Science and academia have to date been a little slower to react to the vast changes going on in the business world as we move to the cloud, big data and third-party app ecosystems. Most academic online networks remain locked up by academic publishers with expensive licensing agreements for universities. But that’s starting to change. The science publishing division of corporate giant Elsevier has created its own (closed) platform for apps to be built upon looking at the meta data around scientific journals. That data can range from how many times an academic paper is read, who reads it, and even to how influential each paper is considered to be in scientific circles.
On the other side is the three-year old upstart Mendeley. And the difference between the way it and Elsevier approaches the academic world is thrown into sharp relief today with the news that Mendeley’s third-party app eco-system is fast approaching three times the size of Elseviers’. This amounts to the difference between an open and closed approach to apps.
Mendeley’s ecosystem has now produced over 240 research apps drawing on open data from its database under a Creative Commons license. Those generate more than 100 million API calls to Mendeley’s database per month. While Elsevier now has around 100 third-party apps using its platform, it’s clear Mendeley is winning in the apps stakes.
The information fueling this ecosystem is being produced by the scientific community itself, putting a social layer over each document and producing anonymised real-time information about the academic status, field of research, current interests, location of, and keywords generated by its readers. The applications can cover research collaboration, measurement, visualisation, semantic markup, and discovery.
Mendeley’s API also adds information about related research documents and public groups on Mendeley that the document is being discussed in.
Mendeley’s tools now touch about 1.9 million researchers, pooling 65 million documents and claims to cover 97.2% to 99.5% of all research articles published. By contrast commercial databases by Thomson Reuters and Elsevier contain 49 million and 47 million unique documents, respectively.

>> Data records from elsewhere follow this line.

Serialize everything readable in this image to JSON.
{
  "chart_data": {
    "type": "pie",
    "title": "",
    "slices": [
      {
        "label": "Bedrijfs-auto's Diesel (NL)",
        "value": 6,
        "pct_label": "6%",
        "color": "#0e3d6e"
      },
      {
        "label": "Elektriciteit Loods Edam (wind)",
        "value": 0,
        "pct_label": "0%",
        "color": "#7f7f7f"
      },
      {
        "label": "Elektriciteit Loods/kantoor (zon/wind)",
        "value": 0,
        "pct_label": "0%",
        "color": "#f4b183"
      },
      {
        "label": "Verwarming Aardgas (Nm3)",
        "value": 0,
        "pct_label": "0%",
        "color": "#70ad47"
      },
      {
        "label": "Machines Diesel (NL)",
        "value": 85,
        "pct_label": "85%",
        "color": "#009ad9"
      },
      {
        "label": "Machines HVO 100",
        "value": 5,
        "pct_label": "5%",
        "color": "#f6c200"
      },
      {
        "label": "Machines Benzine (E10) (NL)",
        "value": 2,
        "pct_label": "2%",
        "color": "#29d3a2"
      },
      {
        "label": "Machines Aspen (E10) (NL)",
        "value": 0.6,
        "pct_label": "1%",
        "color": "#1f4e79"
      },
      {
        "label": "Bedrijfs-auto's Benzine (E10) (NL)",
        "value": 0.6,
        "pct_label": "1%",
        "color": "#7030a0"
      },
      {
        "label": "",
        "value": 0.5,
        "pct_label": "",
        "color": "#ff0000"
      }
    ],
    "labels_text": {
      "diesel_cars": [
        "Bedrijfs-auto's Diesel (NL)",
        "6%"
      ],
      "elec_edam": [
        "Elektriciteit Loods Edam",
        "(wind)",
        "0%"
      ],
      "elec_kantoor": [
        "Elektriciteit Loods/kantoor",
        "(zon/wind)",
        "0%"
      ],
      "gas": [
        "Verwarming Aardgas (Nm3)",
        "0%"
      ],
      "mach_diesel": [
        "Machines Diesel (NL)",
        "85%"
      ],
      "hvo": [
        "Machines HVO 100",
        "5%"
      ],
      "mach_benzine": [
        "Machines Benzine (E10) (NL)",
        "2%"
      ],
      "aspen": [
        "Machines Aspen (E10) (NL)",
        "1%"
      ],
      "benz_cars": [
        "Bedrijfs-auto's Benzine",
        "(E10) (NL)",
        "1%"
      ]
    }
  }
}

However, each year universities have to pay licenses running to tens of thousands of dollars to access those databases. Mendeley’s database is free under a Creative Commons license.
It’s also the only one that allows third-party developers to build their own tools with the research data.

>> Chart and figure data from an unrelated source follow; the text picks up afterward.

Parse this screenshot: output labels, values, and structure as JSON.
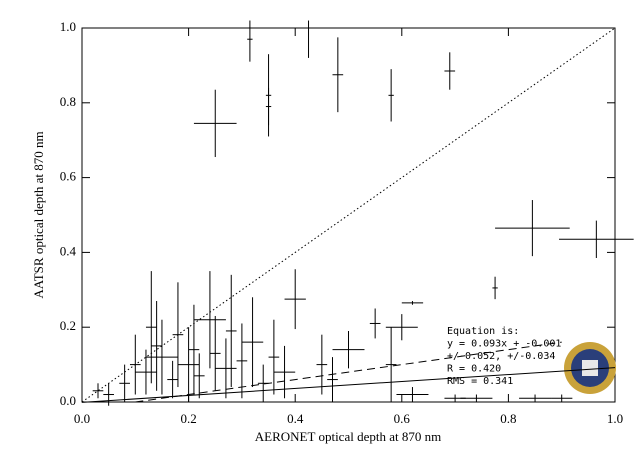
{
  "chart_data": {
    "type": "scatter",
    "x_label": "AERONET optical depth at 870 nm",
    "y_label": "AATSR optical depth at 870 nm",
    "xlim": [
      0,
      1
    ],
    "ylim": [
      0,
      1
    ],
    "xticks": [
      {
        "value": 0,
        "label": "0.0"
      },
      0.2,
      0.4,
      0.6,
      0.8,
      {
        "value": 1,
        "label": "1.0"
      }
    ],
    "yticks": [
      {
        "value": 0,
        "label": "0.0"
      },
      0.2,
      0.4,
      0.6,
      0.8,
      {
        "value": 1,
        "label": "1.0"
      }
    ],
    "color": "#000000",
    "x": [
      0.25,
      0.315,
      0.35,
      0.35,
      0.425,
      0.48,
      0.58,
      0.69,
      0.845,
      0.965,
      0.775,
      0.62,
      0.6,
      0.4,
      0.5,
      0.55,
      0.05,
      0.08,
      0.1,
      0.12,
      0.13,
      0.14,
      0.15,
      0.17,
      0.18,
      0.2,
      0.21,
      0.22,
      0.24,
      0.25,
      0.27,
      0.28,
      0.3,
      0.32,
      0.34,
      0.36,
      0.38,
      0.45,
      0.47,
      0.58,
      0.62,
      0.7,
      0.74,
      0.85,
      0.9,
      0.03
    ],
    "y": [
      0.745,
      0.97,
      0.82,
      0.79,
      1.0,
      0.875,
      0.82,
      0.885,
      0.465,
      0.435,
      0.305,
      0.265,
      0.2,
      0.275,
      0.14,
      0.21,
      0.02,
      0.05,
      0.1,
      0.08,
      0.2,
      0.15,
      0.12,
      0.06,
      0.18,
      0.1,
      0.14,
      0.07,
      0.22,
      0.13,
      0.09,
      0.19,
      0.11,
      0.16,
      0.05,
      0.12,
      0.08,
      0.1,
      0.06,
      0.1,
      0.02,
      0.01,
      0.01,
      0.01,
      0.01,
      0.03
    ],
    "xerr": [
      0.04,
      0.005,
      0.005,
      0.005,
      0.005,
      0.01,
      0.005,
      0.01,
      0.07,
      0.07,
      0.005,
      0.02,
      0.03,
      0.02,
      0.03,
      0.01,
      0.01,
      0.01,
      0.01,
      0.02,
      0.01,
      0.01,
      0.03,
      0.01,
      0.01,
      0.02,
      0.01,
      0.01,
      0.03,
      0.01,
      0.02,
      0.01,
      0.01,
      0.02,
      0.01,
      0.01,
      0.02,
      0.01,
      0.01,
      0.01,
      0.03,
      0.02,
      0.03,
      0.03,
      0.02,
      0.01
    ],
    "yerr": [
      0.09,
      0.06,
      0.11,
      0.05,
      0.08,
      0.1,
      0.07,
      0.05,
      0.075,
      0.05,
      0.03,
      0.005,
      0.035,
      0.08,
      0.05,
      0.04,
      0.03,
      0.05,
      0.08,
      0.06,
      0.15,
      0.12,
      0.1,
      0.05,
      0.14,
      0.1,
      0.12,
      0.06,
      0.13,
      0.1,
      0.08,
      0.15,
      0.1,
      0.12,
      0.05,
      0.1,
      0.07,
      0.08,
      0.06,
      0.1,
      0.02,
      0.01,
      0.01,
      0.01,
      0.01,
      0.02
    ],
    "lines": [
      {
        "style": "dotted",
        "x": [
          0,
          1
        ],
        "y": [
          0,
          1
        ]
      },
      {
        "style": "dashed",
        "x": [
          0.1,
          0.9
        ],
        "y": [
          0,
          0.16
        ]
      },
      {
        "style": "solid",
        "x": [
          0,
          1
        ],
        "y": [
          -0.001,
          0.092
        ]
      }
    ],
    "annotations": [
      "Equation is:",
      "y = 0.093x + -0.001",
      "+/-0.052, +/-0.034",
      "R = 0.420",
      "RMS = 0.341"
    ]
  }
}
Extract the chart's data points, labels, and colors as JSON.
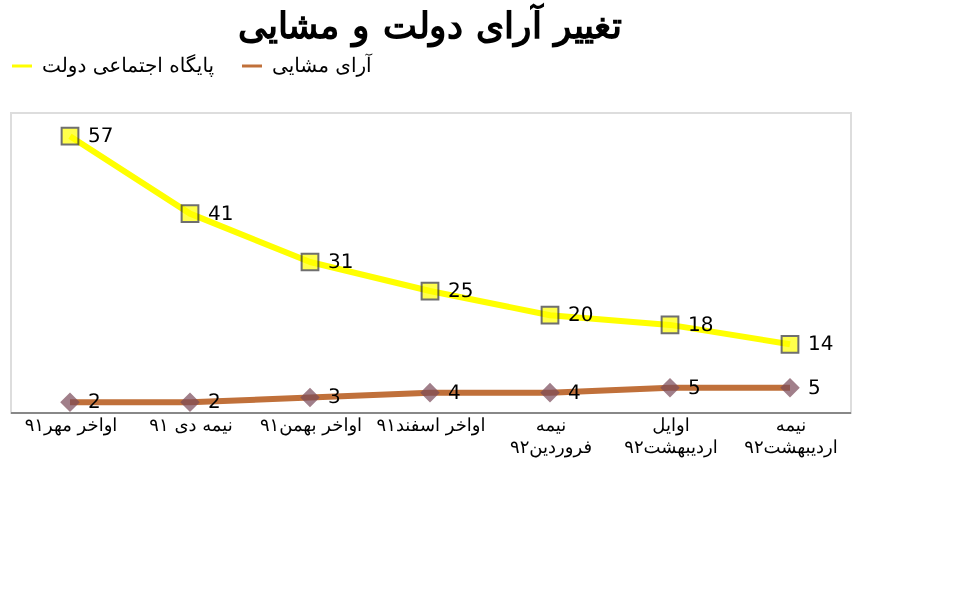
{
  "chart_data": {
    "type": "line",
    "title": "تغییر آرای دولت و مشایی",
    "categories": [
      "اواخر مهر۹۱",
      "نیمه دی ۹۱",
      "اواخر بهمن۹۱",
      "اواخر اسفند۹۱",
      "نیمه فروردین۹۲",
      "اوایل اردیبهشت۹۲",
      "نیمه اردیبهشت۹۲"
    ],
    "series": [
      {
        "name": "پایگاه اجتماعی دولت",
        "color": "#ffff00",
        "marker": "square",
        "values": [
          57,
          41,
          31,
          25,
          20,
          18,
          14
        ]
      },
      {
        "name": "آرای مشایی",
        "color": "#c0703a",
        "marker": "diamond",
        "values": [
          2,
          2,
          3,
          4,
          4,
          5,
          5
        ]
      }
    ],
    "ylim": [
      0,
      62
    ],
    "tick_labels": "x",
    "data_labels": true,
    "legend": "top",
    "grid": false
  }
}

In theory you could even now produce a “Klout for academics” based on Mendeley’s data.
Another, Hojoki, pulls updates from Mendeley and other productivity tools like Evernote and Basecamp into a common newsfeed. Kleenk allows users to create free-form semantic links between documents in their Mendeley library and share them publicly. And OpenSNP makes the connection between raw genetic data and published research.

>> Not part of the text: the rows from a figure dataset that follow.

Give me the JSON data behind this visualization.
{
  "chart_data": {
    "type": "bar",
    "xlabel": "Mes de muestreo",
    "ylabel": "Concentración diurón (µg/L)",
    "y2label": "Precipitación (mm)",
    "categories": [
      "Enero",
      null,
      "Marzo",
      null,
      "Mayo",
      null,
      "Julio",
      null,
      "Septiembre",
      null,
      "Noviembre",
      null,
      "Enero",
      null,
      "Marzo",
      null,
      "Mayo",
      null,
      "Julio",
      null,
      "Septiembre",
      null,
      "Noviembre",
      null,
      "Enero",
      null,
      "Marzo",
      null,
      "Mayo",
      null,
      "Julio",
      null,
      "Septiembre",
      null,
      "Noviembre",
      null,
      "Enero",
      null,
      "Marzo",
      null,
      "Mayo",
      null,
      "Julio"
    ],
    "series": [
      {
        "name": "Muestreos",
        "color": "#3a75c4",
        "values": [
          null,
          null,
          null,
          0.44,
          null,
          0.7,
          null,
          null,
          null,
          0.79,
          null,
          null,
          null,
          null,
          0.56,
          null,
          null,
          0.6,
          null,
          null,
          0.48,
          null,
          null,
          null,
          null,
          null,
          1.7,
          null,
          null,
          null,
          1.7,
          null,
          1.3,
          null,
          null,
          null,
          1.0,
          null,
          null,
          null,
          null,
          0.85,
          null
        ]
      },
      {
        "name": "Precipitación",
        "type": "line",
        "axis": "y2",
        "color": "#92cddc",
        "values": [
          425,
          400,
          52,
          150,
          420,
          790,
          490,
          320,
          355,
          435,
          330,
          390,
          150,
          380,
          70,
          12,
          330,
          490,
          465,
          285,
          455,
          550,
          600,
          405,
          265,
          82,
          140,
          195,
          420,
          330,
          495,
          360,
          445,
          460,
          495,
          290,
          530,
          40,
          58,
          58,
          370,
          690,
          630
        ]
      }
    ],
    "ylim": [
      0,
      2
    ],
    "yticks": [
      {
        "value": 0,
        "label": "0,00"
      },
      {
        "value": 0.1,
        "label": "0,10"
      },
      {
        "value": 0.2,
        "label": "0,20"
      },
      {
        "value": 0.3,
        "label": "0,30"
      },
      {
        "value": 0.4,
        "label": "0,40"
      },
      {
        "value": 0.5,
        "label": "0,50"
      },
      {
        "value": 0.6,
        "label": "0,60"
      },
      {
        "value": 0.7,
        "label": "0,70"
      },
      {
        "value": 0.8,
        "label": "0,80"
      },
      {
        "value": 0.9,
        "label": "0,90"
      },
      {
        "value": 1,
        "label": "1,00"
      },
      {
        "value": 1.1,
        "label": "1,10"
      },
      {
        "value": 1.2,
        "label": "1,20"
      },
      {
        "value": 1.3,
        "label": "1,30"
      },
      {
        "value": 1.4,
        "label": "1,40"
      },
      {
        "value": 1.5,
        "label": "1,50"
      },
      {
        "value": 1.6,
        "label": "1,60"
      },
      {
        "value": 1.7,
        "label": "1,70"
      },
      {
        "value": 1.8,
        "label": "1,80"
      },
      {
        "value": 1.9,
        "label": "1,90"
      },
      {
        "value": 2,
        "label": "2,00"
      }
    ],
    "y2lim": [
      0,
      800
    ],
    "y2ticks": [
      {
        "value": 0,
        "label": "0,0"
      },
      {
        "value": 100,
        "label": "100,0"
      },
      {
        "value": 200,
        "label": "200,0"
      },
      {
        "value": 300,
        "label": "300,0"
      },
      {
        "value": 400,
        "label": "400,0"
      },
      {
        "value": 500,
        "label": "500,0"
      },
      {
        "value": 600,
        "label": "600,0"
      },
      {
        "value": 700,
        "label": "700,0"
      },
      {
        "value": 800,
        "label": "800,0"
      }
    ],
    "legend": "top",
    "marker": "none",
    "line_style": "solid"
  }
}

Meanwhile, Elsevier has been trying to build a similar thing to Mendeley but their philosophy is the exact opposite. The API is not an open access one, but paid-for and closed, open only to paying university customers. They have put a lot of marketing behind it, holding ‘hack days’ etc. Their third party apps have now reached around the 100 mark – although they do allow for easier monetisation while Mendeley’s are free.
But Mendeley’s focus on open apps has won plaudits from the likes of Amazon CTO Dr. Werner Vogels (also a former research scientist) who calls the growth of Mendeley’s app ecosystem “stunning and transformational for science”. Perhaps it helps that it’s largely run on Amazon Web Services infrastructure.
Mendeley is also monetising while trying not to limit its growth. It does not get a cut of revenues from apps built on its platform as its model is on freemium use of its data dashboard. That said, Dr. Victor Henning, CEO & Co-Founder of Mendeley say’s it now pulling in “tens of thousands of dollars” per month in revenue and has “plenty of runway” for the next couple of years.
It’s thus done some initial sales of its real-time research impact dashboard to academic institutions. The first customers of Mendeley’s data dashboard include the University of Pittsburgh, the University of Western Ontario, the University of Nevada, Reno, the VTT Technical Research Centre of Finland, the Korea Advanced Institute of Science and Technology, and the Agriculture, Forestry and Fisheries Research Council Japan.
To date it’s raised over $2 million from Angels Stefan Glaenzer, Alex Zubillaga and Ambient Sound Investments, who have also invested in a follow on round.
That was an interesting move as it pits it against Academia, also a social network for scientists.
Perhaps it’s fair comment that Henning says Mendeley’s realtime API approach is better than the famous quote about science progressing “funeral by funeral”.